Il faut faire table rase de toutes les divisions actuelles et bâtir un cadre commun : une plateforme de gouvernement positive et simple pour les cinq ans à venir de 2017 à 2022 et il faut proposer à notre peuple de réaliser enfin ce qu'il attendait, tout ce qui n'a pas été fait depuis 2012. C'est possible (comme au Portugal) , on le sent, on le sait, on le peut, en définissant en commun une douzaine de mesures stratégiques, transformatrices au plan social, permettant de résolument redistribuer les richesses d'abord, et de relancer le pays en avant.
Mais nulle sensibilité à gauche ne s'imposera à une autre, nul n'imposera une candidature aux autres. Pas de diktat. Pas de candidat « naturel ». Pas de candidat autoproclamé. Sinon c'est la division et la fin.
Un grand débat citoyen
C'est pour cela qu'il faut un débat citoyen général, un formidable brassage des idées, et un libre et collectif choix de la candidate ou du candidat pour 2017.

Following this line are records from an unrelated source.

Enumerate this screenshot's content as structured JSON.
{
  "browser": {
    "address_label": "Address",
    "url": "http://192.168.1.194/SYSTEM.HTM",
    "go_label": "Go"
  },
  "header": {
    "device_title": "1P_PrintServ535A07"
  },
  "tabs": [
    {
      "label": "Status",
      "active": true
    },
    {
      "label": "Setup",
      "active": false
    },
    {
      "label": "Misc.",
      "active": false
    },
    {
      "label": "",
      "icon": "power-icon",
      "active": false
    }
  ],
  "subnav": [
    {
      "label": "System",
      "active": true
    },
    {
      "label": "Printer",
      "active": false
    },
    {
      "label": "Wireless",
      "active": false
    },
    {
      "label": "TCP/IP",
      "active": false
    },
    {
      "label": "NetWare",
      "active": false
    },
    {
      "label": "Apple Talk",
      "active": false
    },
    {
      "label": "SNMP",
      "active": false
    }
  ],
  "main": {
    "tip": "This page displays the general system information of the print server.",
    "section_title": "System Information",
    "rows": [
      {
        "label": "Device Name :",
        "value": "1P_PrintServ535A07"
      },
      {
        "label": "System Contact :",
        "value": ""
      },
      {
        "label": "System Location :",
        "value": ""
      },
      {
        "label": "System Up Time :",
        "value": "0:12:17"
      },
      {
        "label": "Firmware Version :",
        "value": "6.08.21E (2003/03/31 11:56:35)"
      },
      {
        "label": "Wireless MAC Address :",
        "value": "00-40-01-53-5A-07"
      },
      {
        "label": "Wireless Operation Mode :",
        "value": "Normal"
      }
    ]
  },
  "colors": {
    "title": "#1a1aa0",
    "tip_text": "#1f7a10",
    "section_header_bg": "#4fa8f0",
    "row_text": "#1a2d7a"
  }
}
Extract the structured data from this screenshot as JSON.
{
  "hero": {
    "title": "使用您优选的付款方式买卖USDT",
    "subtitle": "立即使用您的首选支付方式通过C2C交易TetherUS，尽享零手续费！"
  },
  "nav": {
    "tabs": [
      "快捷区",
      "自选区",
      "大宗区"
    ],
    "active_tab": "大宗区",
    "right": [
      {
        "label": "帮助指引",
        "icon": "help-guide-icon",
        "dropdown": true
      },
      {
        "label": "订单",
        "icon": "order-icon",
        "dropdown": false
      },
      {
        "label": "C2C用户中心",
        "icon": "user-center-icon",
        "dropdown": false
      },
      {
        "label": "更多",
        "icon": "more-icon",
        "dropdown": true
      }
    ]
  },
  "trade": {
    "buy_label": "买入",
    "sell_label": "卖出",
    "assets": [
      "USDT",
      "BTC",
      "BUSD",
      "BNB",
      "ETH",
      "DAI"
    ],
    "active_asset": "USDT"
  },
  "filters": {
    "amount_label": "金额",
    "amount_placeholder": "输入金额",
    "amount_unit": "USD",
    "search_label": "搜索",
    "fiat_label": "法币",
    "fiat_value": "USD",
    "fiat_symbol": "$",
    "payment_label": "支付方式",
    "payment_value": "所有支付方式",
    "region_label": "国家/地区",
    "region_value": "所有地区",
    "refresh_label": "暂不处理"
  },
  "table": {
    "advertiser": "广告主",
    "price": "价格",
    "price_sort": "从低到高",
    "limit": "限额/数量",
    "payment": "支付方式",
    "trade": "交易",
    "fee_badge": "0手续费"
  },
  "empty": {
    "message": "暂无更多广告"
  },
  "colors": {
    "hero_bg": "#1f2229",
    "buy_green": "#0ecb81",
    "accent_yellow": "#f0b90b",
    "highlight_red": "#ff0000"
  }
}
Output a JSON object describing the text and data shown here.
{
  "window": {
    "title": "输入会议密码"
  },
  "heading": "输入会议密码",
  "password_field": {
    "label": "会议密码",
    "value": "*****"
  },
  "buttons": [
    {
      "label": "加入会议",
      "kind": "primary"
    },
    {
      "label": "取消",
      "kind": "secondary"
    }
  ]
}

L'histoire ne se répète pas, elle apprendra puissamment des primaires précédentes. Les électeurs des primaires 2016, l'actuelle majorité anti loi El Khomri, sauront chercher et trouver un porte-parole de confiance, correspondant au cœur de la gauche. Ayons confiance ! La gauche c'est nous tous et toutes elle sera au rendez-vous, forte, belle, déterminée. De toute façon, tout dépend d'elle. Le ou la candidat choisie sera transformée, charismatique et rassembleur (euse) , et donc, en position de gagner s'il ou elle a suivi ce parcours de discussion et de vote collectif, démocratique. Pas de sauveur suprême mais une construction collective de masse, avec 3 ou 4 millions de participants aux primaires : nous n'aimons pas la présidentielle, ni la personnalisation, mais c'est le seul et meilleur moyen d'en neutraliser les risques et de se doter d'une dynamique victorieuse pour l'emporter au deuxième tour.